TGF-β was eventually discovered to have multiple roles in several different tissues and cell types. It was found to be a key regulator of immune system function, as well as a potent inhibitor of proliferation of normal epithelial cells. Importantly, the TGF-β pathway was genetically inactivated in a number of different cancer types and became known, paradoxically, as a tumor suppressor. Several preclinical studies and mouse models later, the dual role of TGF-β in cancer progression was finally revealed. In the early stages of cancer progression, TGF-β does indeed have tumor suppressor activity, inhibiting proliferation and maintaining genomic stability. As cancer progresses, tumor cells progressively alter their responsiveness to TGF-β. At that stage, TGF-β promotes cell migration, promotes invasion of cancer cells into different tissues, and becomes a pro-survival factor. Meanwhile, TGF-β acts on other cell types, such as fibroblasts, to promote angiogenesis, secrete different types of molecules into the extracellular matrix, and suppress immune surveillance. In short, TGF-β can promote metastasis through multiple routes.
"TGF-β is a master regulator that sits at the interface of the tumor [and its cellular environment]. It affects every cell that comprises that ecosystem," concluded Wakefield.

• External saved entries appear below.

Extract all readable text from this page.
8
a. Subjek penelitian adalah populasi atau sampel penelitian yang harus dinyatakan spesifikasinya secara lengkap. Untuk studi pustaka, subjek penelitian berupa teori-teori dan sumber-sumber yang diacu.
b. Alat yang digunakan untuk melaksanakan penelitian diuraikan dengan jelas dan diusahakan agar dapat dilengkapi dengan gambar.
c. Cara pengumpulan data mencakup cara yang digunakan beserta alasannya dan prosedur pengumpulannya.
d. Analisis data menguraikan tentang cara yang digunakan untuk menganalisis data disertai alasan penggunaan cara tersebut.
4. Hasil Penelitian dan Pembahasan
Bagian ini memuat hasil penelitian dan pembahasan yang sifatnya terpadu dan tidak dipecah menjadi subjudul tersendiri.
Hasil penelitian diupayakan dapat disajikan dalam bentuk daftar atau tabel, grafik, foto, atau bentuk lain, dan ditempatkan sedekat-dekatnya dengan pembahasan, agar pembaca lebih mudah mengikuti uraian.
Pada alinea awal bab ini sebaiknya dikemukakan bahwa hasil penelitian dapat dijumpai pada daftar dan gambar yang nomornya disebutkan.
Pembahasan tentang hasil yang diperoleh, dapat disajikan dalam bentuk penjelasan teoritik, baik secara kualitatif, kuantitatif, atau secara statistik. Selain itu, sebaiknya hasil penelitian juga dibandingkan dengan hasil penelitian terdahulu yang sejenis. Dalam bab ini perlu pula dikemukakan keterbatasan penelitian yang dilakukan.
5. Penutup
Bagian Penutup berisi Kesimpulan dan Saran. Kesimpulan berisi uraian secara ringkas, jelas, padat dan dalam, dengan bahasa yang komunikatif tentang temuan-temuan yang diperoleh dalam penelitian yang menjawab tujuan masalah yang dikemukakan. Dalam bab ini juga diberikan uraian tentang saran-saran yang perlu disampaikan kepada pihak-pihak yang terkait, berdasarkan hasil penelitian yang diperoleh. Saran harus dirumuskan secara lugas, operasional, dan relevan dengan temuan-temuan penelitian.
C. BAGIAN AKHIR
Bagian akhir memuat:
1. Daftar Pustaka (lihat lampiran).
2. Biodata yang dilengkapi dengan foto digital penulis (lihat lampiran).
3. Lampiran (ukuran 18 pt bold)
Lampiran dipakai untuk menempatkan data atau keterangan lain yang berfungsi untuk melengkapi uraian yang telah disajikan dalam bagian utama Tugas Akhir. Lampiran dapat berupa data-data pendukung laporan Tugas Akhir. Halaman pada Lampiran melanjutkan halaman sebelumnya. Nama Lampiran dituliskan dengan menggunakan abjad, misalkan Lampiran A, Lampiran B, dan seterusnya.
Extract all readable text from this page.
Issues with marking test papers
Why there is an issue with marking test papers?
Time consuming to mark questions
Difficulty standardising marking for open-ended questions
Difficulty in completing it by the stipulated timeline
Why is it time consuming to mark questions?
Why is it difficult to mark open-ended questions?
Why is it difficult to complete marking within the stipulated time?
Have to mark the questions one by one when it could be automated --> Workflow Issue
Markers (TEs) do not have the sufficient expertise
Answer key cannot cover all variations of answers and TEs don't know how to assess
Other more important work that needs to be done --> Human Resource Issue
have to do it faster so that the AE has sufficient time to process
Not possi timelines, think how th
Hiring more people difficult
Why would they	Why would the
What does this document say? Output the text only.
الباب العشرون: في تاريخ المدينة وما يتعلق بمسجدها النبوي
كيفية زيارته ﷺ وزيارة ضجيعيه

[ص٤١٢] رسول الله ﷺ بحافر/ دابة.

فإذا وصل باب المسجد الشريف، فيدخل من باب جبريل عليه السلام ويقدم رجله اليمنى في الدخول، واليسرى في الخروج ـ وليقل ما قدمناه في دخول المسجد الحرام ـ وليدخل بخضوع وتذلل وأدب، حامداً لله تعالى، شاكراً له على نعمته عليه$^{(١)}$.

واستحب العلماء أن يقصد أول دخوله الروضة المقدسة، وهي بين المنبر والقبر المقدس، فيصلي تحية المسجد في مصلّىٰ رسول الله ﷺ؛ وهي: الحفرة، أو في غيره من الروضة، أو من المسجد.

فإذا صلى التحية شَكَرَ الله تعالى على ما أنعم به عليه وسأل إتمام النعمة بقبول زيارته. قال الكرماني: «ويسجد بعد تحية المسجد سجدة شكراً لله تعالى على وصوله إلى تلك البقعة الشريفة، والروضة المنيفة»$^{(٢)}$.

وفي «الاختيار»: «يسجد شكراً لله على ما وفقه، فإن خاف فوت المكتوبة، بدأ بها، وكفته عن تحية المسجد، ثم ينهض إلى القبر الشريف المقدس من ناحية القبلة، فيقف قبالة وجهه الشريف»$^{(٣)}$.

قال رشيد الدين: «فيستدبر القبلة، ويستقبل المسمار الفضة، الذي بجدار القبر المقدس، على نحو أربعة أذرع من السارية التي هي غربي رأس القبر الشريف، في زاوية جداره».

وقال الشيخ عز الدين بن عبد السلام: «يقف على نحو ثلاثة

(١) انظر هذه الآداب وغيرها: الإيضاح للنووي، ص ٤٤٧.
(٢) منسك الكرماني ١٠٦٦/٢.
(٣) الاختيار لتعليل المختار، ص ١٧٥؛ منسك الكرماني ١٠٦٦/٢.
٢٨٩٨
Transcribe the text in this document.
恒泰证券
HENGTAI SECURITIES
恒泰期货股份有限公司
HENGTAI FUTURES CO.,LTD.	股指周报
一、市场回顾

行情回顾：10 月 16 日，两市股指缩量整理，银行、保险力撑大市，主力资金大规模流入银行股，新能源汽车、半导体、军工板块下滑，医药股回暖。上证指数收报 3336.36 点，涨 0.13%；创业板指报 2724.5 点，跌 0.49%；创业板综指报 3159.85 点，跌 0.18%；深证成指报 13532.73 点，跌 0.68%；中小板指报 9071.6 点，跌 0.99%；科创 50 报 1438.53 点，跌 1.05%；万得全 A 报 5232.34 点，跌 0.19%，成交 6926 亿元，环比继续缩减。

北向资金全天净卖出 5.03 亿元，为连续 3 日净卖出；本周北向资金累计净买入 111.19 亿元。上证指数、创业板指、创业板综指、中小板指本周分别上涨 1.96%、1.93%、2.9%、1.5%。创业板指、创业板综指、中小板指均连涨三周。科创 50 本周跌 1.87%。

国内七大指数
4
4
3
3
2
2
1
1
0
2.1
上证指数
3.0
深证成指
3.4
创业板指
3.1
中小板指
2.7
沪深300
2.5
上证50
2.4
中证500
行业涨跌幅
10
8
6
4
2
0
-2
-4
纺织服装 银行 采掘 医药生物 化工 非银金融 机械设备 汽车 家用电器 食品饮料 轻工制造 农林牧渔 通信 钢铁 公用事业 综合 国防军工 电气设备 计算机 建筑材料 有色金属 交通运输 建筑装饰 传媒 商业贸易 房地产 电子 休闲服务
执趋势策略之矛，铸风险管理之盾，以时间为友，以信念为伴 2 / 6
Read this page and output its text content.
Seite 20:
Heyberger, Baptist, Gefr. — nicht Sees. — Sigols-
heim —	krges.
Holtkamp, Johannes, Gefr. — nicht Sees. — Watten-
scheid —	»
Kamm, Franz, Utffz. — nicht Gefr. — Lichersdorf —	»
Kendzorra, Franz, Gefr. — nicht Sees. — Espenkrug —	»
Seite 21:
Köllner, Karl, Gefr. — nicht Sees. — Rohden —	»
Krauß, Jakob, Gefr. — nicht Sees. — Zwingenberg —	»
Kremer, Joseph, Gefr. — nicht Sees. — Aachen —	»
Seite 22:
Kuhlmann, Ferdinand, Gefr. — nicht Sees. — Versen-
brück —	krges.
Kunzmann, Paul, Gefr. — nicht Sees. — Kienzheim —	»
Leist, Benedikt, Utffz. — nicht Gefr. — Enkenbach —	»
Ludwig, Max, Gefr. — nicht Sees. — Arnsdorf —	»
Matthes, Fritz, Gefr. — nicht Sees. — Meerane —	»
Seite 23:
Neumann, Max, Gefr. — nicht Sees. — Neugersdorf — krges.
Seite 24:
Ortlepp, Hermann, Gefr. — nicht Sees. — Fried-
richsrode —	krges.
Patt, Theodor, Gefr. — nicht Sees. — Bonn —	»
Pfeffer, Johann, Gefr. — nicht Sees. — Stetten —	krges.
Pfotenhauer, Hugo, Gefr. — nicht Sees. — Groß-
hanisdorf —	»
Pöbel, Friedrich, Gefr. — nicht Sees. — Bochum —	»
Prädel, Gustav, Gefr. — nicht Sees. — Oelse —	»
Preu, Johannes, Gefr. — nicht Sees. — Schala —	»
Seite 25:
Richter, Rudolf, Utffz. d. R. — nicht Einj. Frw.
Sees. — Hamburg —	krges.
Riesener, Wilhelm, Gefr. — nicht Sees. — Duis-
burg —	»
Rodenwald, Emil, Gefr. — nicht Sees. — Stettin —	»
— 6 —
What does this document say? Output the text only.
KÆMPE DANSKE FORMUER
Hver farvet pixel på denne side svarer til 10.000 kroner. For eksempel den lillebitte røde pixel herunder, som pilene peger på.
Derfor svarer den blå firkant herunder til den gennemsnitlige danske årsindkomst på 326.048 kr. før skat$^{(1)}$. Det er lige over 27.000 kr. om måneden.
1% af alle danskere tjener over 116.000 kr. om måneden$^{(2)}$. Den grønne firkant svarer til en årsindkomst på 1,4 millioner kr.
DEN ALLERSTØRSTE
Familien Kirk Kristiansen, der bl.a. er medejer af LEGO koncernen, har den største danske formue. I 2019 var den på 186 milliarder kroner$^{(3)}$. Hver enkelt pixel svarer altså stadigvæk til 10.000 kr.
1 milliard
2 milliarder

A molecule with so many diverse effects, operating differently at different stages of cancer progression, would seem to be a pharmaceutical drug developer’s nightmare. No one was more surprised than Wakefield and her colleagues, therefore, when they were able to genetically engineer a mouse to encode an inhibitor of TGF-β in its genome and found that this inhibitor protected mice against metastasis in a genetic model of breast cancer. The team has since followed up this work with further preclinical studies that support the use of TGF-β inhibitors to treat metastatic cancer in the clinic. As a result, NCI investigator John Morris, M.D., is now leading a Phase I clinical trial to test GC1008, a human monoclonal antibody against TGF-β in patients with locally advanced or metastatic renal cell carcinoma or malignant melanoma. The trial is in an extension phase at the highest dose and appears to be showing some promising effects.
"It’s been an incredibly exciting story so far because I have seen this molecule go from its initial discovery and identification to clinical testing, and believe me, it was not a straightforward process," said Wakefield.